Latte vegetale, fa davvero bene?

Il latte vegetale, ovvero quel latte ottenuto in teoria dall’ammollo di cereali (riso, avena, farro) o semi oleoginosi (mandorle, nocciole) o legumi (soia), piace tantissimo, al punto che la sua richiesta ha superato quella del latte animale. Sicuramente, l’idea di fare dei mix (riso e cocco, quinoa e nocciola)e di dare dei gusti (vaniglia, cioccolato) o aggiungere oligoelementi in forma sintetica (arricchito con calcio, con vitamine del gruppo B, ecc) ha fatto sì che l’offerta fosse ampia e succulenta per molti. Un’alternativa ai prodotti di origine animale è sempre vista come qualcosa di più sano.

Il punto è che, a torto o a ragione, quando si parla di vegetale, quasi nessuno va a controllare cosa ha nel piatto, e soprattutto nessuno si chiede come è stato prodotto. Il mio consiglio è di farsi il latte vegetale a casa: esistono moltissimi siti che illustrano un facile procedimento per il latte di soia o il latte di mandorla, e con un mixer non ci vuole niente a ottenere latte di mandorla e latte di nocciola o di cocco, per esempio.

Qui vi elenco ben sei ragioni per cui dovreste riconsiderare di usare il latte vegetale industriale.
1) Ha uno scarso contenuto di proteine: il latte vegetale che si trova in commercio ha uno scarso contenuto di proteine, a parte il latte di soia; questo è dovuto alla scarsa presenza del prodotto di origine, che spesso non supera il 15% del contenuto (a volte solo l’8 o il 7%, ma una bevanda molto popolare contiene il 2% del prodotto). Su questi contenuti ho utilizzato come fonti le etichette delle varie marche.
2) Ha uno scarso contenuto di prodotto: vedi punto uno. 
3) Il latte vegetale non viene ottenuto da semi o cereali ammollati a lungo e germogliati. Vi ricordate la storia dei legumi? Il legumi vanno tenuti in ammollo per otto ore almeno al fine di renderli più nutrienti.
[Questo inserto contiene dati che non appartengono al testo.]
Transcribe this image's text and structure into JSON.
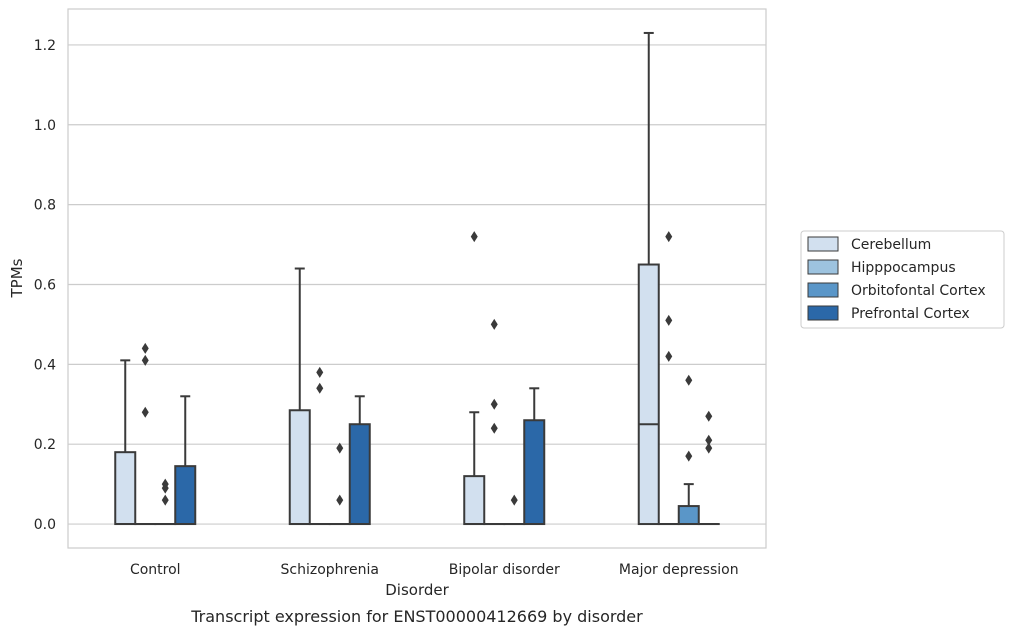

Si possono anche germogliare (io lo faccio con successo con le lenticchie) e questi stessi procedimenti possono essere fatti per i cereali (anche quelli che non prevedono ammollo vanno tenuti a bagno) e per i semi. Soprattutto se il risultato è un latte che deriva da essi, l’ammollo deve durare ore, e la germogliazione, un processo che richiede tempo, permetterebbe di ottenere un prodotto finale più nutriente. L’industria non ha tempo da perdere in trattamenti lunghi e costosi. Il prodotto viene pelato e macinato, dopodiché si procede all’estrazione con acqua calda. Niente ammollo precedente, niente germogliazione.